On Monday night, while much of the United States was tuned in to the College Football Playoff game, newly inaugurated
President Donald Trump released 41 different executive orders and memorandums covering such issues as varied as immigration, energy, gender identity, and even the names of significant geographic features.
In both form and substance, these Day 1 actions leave no doubt that the Trump administration intends to take up the mantle of Project 2025—the Heritage Foundation–led
blueprint for building an authoritarian executive branch. Project 2025 is best known for its mammoth 900-page manifesto, which assembled a comprehensive right-wing agenda for nearly every policy issue you can think of.
Receiving less attention, though, was the effort’s promised “180-day playbook” for taking quick action to advance that agenda, beginning on Inauguration Day. Notably, that playbook, which Heritage advertised but
never made public, called for aggressive use of executive orders and memorandums soon after inauguration.
Trump answered that call, as the sheer volume and diversity of his Day 1 actions attest.
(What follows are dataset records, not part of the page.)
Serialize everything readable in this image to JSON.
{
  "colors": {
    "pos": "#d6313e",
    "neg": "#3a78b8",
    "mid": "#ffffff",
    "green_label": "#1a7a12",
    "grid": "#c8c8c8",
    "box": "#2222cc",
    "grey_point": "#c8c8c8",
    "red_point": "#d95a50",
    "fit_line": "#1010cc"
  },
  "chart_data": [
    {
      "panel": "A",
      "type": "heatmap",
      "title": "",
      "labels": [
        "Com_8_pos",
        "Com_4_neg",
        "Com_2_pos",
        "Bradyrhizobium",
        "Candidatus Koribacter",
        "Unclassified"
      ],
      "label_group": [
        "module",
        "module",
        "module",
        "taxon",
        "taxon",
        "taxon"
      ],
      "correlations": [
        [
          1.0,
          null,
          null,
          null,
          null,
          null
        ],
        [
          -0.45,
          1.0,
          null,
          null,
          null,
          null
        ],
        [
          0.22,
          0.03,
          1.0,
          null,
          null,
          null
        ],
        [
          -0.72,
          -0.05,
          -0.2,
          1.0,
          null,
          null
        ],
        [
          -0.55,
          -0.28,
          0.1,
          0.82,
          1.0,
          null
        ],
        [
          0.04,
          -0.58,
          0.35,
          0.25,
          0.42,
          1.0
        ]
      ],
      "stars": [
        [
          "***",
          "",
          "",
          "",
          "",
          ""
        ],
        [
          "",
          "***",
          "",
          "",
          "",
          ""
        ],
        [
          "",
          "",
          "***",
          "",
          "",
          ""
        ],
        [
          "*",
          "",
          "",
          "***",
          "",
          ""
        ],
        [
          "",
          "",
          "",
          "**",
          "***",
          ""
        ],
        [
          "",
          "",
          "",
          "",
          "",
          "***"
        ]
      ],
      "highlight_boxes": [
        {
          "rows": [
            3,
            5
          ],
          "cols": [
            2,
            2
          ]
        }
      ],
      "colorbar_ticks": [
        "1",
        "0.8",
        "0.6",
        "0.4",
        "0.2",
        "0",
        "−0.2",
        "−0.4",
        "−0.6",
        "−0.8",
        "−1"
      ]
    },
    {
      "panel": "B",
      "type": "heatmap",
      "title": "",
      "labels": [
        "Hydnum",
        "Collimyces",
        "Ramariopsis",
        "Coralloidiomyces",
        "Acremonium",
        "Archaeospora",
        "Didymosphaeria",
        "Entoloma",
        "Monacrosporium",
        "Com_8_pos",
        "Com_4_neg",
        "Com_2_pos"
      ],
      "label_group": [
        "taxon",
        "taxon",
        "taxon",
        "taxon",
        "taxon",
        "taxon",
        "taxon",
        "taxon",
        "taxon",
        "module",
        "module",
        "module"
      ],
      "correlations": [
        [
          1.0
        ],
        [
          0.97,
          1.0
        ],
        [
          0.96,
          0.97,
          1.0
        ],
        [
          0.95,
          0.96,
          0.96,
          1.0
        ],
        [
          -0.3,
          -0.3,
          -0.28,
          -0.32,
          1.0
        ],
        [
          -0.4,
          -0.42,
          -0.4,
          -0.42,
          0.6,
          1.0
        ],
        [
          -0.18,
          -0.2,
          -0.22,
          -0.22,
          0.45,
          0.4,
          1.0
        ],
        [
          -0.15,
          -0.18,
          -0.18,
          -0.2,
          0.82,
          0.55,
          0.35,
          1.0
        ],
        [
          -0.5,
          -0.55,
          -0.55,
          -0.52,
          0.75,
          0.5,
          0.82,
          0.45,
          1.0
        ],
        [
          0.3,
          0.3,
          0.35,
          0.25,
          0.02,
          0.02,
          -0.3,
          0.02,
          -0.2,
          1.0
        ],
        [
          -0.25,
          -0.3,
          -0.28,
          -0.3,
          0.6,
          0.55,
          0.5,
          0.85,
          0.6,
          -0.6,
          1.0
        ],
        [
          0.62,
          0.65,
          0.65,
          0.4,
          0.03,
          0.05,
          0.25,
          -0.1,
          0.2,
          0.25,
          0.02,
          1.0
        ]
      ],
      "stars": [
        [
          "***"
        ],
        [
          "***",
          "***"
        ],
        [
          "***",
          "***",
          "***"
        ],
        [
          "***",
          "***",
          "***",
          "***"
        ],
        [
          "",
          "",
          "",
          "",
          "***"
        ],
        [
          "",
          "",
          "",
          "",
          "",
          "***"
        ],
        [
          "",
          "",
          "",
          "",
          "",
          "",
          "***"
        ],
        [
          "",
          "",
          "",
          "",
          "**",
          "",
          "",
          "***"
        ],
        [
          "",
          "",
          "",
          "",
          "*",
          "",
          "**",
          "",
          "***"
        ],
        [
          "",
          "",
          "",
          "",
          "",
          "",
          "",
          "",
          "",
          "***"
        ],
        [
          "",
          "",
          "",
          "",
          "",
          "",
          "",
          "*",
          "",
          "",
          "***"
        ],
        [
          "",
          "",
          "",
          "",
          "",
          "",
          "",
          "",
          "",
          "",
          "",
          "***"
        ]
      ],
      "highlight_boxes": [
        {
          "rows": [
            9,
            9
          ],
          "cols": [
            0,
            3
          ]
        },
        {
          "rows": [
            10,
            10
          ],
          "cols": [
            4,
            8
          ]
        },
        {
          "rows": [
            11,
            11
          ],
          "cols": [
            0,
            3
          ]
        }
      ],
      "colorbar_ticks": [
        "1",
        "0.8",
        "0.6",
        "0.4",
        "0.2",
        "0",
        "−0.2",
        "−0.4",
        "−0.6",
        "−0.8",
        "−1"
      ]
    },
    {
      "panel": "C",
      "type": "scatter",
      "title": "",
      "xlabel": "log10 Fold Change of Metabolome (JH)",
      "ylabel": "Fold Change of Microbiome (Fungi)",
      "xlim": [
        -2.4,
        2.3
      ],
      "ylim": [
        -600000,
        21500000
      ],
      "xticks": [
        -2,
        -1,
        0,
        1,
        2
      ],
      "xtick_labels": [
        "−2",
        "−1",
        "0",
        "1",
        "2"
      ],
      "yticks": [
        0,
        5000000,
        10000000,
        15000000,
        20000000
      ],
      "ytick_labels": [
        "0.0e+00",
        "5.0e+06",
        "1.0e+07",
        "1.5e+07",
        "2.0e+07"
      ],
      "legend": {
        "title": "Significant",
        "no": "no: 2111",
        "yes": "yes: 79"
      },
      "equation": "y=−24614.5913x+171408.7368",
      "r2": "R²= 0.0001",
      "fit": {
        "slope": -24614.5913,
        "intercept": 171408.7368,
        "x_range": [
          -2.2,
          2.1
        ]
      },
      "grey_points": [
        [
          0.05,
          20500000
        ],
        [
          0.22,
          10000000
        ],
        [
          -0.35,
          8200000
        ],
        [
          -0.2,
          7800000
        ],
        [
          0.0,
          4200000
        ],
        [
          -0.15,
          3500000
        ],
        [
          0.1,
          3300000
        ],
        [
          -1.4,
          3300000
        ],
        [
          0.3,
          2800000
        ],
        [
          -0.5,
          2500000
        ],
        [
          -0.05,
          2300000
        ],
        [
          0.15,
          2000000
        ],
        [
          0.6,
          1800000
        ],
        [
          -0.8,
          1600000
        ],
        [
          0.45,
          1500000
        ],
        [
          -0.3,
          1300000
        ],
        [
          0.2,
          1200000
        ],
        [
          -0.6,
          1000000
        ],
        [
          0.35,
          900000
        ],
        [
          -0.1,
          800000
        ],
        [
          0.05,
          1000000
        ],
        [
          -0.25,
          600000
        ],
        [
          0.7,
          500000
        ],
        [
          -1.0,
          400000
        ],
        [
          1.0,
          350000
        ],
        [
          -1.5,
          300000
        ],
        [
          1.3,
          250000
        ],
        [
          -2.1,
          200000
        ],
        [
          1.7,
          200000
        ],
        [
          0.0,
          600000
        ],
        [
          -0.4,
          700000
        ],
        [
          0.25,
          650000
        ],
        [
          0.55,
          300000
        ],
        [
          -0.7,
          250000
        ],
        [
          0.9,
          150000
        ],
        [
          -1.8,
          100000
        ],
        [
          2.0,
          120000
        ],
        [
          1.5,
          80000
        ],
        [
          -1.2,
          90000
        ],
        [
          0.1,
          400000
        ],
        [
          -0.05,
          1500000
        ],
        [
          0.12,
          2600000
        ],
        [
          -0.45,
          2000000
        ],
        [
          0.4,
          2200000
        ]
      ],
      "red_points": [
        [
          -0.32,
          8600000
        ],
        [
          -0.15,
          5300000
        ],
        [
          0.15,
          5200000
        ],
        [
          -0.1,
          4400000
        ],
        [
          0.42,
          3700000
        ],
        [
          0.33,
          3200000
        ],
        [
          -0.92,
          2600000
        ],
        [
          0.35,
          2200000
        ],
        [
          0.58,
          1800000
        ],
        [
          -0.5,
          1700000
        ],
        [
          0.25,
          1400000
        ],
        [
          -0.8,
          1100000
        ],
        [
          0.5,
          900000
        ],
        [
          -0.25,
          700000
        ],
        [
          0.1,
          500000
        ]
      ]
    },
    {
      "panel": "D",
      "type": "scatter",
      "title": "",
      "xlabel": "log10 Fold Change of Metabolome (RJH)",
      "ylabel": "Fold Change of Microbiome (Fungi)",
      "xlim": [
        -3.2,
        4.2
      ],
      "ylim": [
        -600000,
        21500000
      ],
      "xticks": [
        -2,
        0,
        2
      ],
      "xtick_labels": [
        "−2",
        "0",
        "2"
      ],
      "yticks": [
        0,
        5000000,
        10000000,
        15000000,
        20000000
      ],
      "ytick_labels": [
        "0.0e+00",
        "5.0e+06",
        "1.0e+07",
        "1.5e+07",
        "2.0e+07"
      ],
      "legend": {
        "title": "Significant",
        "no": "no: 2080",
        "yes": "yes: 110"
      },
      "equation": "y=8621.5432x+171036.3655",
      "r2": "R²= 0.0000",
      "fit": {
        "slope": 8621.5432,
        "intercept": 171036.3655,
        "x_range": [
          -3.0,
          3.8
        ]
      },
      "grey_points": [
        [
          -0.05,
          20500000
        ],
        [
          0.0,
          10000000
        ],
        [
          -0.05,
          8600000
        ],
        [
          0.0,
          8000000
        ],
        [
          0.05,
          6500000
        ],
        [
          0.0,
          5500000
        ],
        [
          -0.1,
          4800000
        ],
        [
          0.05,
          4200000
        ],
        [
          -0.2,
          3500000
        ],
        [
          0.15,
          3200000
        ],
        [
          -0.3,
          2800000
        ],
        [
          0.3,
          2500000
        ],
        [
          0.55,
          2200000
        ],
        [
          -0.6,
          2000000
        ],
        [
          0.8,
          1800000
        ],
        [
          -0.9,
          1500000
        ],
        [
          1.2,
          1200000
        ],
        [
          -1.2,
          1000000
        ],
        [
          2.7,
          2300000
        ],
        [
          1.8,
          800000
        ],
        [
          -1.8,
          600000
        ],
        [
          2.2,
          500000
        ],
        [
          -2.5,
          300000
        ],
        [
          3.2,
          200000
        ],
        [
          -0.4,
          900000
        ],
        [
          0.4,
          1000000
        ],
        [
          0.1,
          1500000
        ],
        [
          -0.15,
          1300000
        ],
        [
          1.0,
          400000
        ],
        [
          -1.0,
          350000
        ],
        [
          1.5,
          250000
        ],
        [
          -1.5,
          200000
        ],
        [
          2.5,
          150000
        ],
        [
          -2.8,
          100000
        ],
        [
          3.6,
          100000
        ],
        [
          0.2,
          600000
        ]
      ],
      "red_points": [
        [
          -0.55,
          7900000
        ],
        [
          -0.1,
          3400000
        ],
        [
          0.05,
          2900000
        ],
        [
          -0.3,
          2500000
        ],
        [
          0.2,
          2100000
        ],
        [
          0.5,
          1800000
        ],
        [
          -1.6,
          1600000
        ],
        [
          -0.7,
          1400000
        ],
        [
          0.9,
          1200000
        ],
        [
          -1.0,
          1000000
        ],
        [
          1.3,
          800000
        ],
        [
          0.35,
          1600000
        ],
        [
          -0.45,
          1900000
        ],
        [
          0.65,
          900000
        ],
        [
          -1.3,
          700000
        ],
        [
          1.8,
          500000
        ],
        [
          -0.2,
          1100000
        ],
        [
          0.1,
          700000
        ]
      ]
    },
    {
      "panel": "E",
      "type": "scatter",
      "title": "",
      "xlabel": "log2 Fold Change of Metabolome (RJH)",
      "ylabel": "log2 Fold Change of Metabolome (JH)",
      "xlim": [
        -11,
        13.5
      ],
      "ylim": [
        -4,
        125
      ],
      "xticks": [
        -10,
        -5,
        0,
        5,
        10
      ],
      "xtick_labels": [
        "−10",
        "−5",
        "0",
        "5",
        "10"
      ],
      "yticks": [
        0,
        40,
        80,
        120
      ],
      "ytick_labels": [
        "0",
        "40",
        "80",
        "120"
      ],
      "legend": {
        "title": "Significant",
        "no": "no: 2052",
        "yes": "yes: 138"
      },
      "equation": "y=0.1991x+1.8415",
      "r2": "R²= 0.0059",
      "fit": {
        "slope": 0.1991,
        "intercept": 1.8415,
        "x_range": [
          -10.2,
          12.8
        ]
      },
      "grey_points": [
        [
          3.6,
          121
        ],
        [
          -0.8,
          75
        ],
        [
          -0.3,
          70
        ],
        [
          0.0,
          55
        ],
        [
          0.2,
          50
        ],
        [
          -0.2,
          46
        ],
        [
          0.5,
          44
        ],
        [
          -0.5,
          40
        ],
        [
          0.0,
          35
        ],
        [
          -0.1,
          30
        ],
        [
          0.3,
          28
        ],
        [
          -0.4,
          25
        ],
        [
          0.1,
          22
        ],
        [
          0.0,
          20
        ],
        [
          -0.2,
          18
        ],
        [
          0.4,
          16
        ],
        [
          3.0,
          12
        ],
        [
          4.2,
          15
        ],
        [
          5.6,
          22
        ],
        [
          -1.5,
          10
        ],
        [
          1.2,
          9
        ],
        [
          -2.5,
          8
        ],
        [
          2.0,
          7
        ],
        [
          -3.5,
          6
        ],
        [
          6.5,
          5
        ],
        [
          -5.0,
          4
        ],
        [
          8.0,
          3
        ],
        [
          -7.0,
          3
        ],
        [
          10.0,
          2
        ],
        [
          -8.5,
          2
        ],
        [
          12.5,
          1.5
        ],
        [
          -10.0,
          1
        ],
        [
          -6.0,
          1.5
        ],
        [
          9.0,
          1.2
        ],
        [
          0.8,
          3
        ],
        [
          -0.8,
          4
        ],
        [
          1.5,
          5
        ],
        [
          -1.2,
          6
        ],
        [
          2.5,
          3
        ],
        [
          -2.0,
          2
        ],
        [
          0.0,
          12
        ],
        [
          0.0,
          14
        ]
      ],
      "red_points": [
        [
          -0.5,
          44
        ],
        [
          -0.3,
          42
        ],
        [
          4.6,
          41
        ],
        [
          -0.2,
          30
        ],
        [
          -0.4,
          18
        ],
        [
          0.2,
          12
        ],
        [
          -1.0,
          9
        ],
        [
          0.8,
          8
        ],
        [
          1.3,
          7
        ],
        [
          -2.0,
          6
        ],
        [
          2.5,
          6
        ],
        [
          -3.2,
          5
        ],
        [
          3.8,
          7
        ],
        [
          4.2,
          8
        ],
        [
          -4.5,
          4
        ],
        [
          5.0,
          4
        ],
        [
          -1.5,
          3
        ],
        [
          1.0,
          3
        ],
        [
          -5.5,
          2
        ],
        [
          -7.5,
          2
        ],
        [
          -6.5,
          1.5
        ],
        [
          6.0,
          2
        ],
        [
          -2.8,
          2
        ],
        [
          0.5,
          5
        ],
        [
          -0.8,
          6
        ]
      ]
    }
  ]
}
These actions, when read together, paint a disturbing picture of how Trump will approach the presidency in his second term—one that is fully consonant with the authoritarian vision laid out in Project 2025.
Unsurprisingly, one overarching theme across the orders and memorandums is the dogged pursuit of consolidated power within the Oval Office. Two of those actions—the memorandum entitled “Restoring Accountability for Career Senior Executives” and the executive order on “Restoring Accountability to Policy-Influencing Positions Within the Federal Workforce” (the Schedule F order)—embrace an extreme version of the “unitary executive” theory. This
controversial view holds that despite constitutional checks and balances, the president exercises exclusive and complete control over the executive branch apparatus.